C’est pour ça que, lorsqu'on détermine la séquence de ces brins d’ADN, on ne donne que les lettres des bases (A, T, G, C) sans préciser les désoxyriboses et les phosphates qui sont sous-entendus, parce qu’on sait qu’ils sont toujours là. Ils sont la charpente du truc, quoi. Le 2e brin est complémentaire au 1er: les bases azotées interagissent face à face par des liaisons électrostatiques (des interactions entre charges opposées appelées liaisons « hydrogène » dans ce cas, car elles impliquent des hydrogènes portant des charges partielles positives). L’adénine (A) interagit avec la thymine (T) avec 2 liaisons hydrogène, et la guanine (G) peut interagir avec la cytosine (C) avec 3 liaisons hydrogènes.

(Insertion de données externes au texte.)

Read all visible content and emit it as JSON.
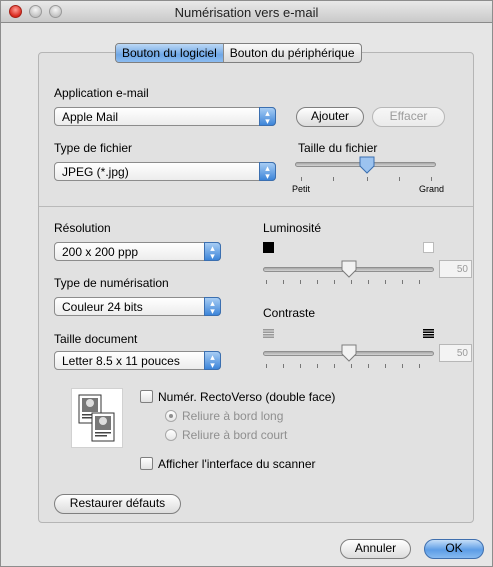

Les autres combinaisons ne conduisent pas à des interactions stables. Tu ne vois donc que des paires A—T et G—C dans l’ADN. On appelle ça des paires de bases. Il se trouve aussi que l'espace (le volume) occupé par une paire d'interaction A-T et une paire d'interaction G-C est quasiment le même (ce qui ne serait pas le cas pour d'autres paires, comme G-G, C-C, A-A, T-T, G-T, etc.), ce qui a pour conséquence que la double-hélice d'ADN est une structure très régulière. Et tu vois que les bases se font face et que ces paires forment des « marches » d’escalier perpendiculaires à l’axe de la double hélice. Mais attention, ces interactions par "liaisons hydrogène" sont des liaisons dites faibles, beaucoup moins stables que celles entre deux atomes dans une molécule. Les deux brins peuvent donc être séparés — en chauffant, par exemple, ou par l’ARN polymérase lors de la transcription.


Tu remarqueras que connaître la séquence d’un brin d’ADN te donne automatiquement la séquence du second — puisque c'est toujours la séquence complémentaire. Et que, du coup, t’as pas besoin d’avoir les deux.



C’est de là que venaient les fameuses « règles de Chargaff ». Il y a nécessairement toujours autant de A que de T, puisqu'en face de chaque A, il y a toujours un T, et réciproquement. Même chose pour G et C. 

Ah oui! Petite précision... Quand on séquence l'ADN, on te donne une séquence finale avec les lettres A, T, G, C (comme je l’ai dit un peu plus haut). Comme par exemple: ATGGCGTAATGTAATTTAAGC. C'est toujours la séquence d'un seul des deux brins. La séquence du second se déduit aisément du premier et est donc inutile. Donc dans les films et séries, quand ils regardent des double-hélices qui tournent sur l’écran… bah ça sert à rien, et c'est compliqué pour rien. Purement visuel.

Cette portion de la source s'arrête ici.